Agnès Pannier-Runacher.
Et qu'on laisse cette famille tranquille vivre son deuil.
Agnès Pannier-Runacher, 25% des stations en panne sèche contre 30% le week-end dernier. À ce rythme, il faudra encore combien de temps pour un retour à la normale ?
Écoutez, on observe une amélioration. Hier soir, on était à 22,8%. Donc, vous voyez que l'amélioration continue à se faire. On va voir ce matin si elle est confirmée. Puisqu'on a eu une journée de mouvement social hier. Donc, on va voir ce matin s'il est confirmé à midi. Vous savez que nous publions les chiffres à midi. Et nous observons dans une région comme les Hauts-de-France une amélioration très rapide. On est passé de 55% à moins de 20% aujourd'hui des stations qui ont un produit au moins manquant. Soit essence, soit diesel. Ça s'améliore partout pareil ou alors il reste des régions où c'est vraiment tendu ?
Il reste trois régions sur lesquelles il va falloir remettre encore de l'énergie. L'Île-de-France qui est aujourd'hui encore au-dessus de 30%. Bourgogne-Franche-Comté et Auvergne-Rhône-Alpes. Et c'est pour cette raison que nous réquisitionnons ce matin le dépôt de Faisan pour permettre de soulager l'Auvergne-Rhône-Alpes et Bourgogne-Franche-Comté. Et que sur l'Île-de-France, ce n'est pas un sujet d'approvisionnement en carburant. Puisque vous le savez, depuis que la raffinerie des Sceaux et le dépôt des Sceaux en Normandie a recommencé à fonctionner depuis quelques jours, le carburant est acheminé en Île-de-France.
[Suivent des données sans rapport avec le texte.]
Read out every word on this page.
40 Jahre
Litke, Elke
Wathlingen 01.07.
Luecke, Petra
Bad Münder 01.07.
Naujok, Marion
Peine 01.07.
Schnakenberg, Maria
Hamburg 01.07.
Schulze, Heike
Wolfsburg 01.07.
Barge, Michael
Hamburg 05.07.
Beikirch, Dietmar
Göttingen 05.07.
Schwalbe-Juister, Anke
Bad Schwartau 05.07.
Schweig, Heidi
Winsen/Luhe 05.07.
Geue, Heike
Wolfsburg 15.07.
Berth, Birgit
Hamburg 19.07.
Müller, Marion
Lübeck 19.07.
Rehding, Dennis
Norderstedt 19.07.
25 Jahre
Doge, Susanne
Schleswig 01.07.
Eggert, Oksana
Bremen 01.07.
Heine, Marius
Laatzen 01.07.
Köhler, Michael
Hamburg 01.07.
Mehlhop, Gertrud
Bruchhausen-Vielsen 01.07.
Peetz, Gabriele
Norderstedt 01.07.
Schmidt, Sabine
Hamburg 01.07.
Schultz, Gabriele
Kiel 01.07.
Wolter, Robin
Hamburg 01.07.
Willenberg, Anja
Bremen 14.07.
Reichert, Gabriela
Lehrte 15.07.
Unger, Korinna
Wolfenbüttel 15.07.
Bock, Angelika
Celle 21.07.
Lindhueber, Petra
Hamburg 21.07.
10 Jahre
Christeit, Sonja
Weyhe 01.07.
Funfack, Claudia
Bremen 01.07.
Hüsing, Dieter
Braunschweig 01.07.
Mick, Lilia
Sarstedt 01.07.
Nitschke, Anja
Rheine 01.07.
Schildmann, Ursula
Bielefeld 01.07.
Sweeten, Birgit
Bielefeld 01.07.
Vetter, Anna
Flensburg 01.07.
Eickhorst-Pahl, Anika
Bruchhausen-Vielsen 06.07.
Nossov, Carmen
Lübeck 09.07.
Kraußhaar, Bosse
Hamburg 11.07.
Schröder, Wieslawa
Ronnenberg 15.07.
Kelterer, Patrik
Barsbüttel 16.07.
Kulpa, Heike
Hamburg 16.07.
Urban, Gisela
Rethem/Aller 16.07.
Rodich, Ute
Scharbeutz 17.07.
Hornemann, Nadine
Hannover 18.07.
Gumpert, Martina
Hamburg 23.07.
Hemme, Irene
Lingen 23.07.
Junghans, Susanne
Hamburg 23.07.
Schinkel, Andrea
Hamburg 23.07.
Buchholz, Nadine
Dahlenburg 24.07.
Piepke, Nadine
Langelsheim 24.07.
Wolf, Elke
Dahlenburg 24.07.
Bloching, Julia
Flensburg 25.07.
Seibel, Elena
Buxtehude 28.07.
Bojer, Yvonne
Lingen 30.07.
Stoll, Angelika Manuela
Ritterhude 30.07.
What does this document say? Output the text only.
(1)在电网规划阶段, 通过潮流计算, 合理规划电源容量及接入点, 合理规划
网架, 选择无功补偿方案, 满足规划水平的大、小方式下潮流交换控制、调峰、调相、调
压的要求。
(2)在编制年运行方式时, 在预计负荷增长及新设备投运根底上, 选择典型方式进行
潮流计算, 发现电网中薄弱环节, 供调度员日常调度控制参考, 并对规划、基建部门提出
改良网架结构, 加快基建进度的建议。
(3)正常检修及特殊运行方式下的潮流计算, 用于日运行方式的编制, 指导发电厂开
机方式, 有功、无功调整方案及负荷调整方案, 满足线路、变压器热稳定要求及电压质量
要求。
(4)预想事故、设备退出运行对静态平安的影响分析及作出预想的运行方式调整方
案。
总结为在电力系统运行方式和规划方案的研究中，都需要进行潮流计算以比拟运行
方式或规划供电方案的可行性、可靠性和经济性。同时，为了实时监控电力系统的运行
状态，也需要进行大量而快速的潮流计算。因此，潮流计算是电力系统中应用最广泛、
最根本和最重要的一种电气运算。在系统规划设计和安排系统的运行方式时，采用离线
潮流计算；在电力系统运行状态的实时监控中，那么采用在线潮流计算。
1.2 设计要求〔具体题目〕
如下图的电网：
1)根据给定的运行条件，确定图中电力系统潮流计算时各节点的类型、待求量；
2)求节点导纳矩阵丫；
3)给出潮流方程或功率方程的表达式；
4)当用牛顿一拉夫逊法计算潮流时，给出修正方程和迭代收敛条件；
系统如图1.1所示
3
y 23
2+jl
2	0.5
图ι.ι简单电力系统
C'est maintenant un sujet de logistique, c'est-à-dire que chaque station-service doit pouvoir avoir le transporteur et le distributeur qui lui apportent le carburant. Ça a l'air d'être très simple sur le papier, mais en fait il y a 10 000 stations-service en France. Et comme les flux ont été désorganisés, on doit aider avec les préfets, ce qui naturellement est géré par les entreprises privées, à faire en sorte que la bonne station-service et le bon camion qui partent du bon dépôt à la bonne heure pour livrer et que les gens n'attendent pas comme aujourd'hui. Je redis aux Français, je comprends leur situation, c'est insupportable.
Et nous mettons tout en œuvre pour faire en sorte que la situation s'améliore très rapidement.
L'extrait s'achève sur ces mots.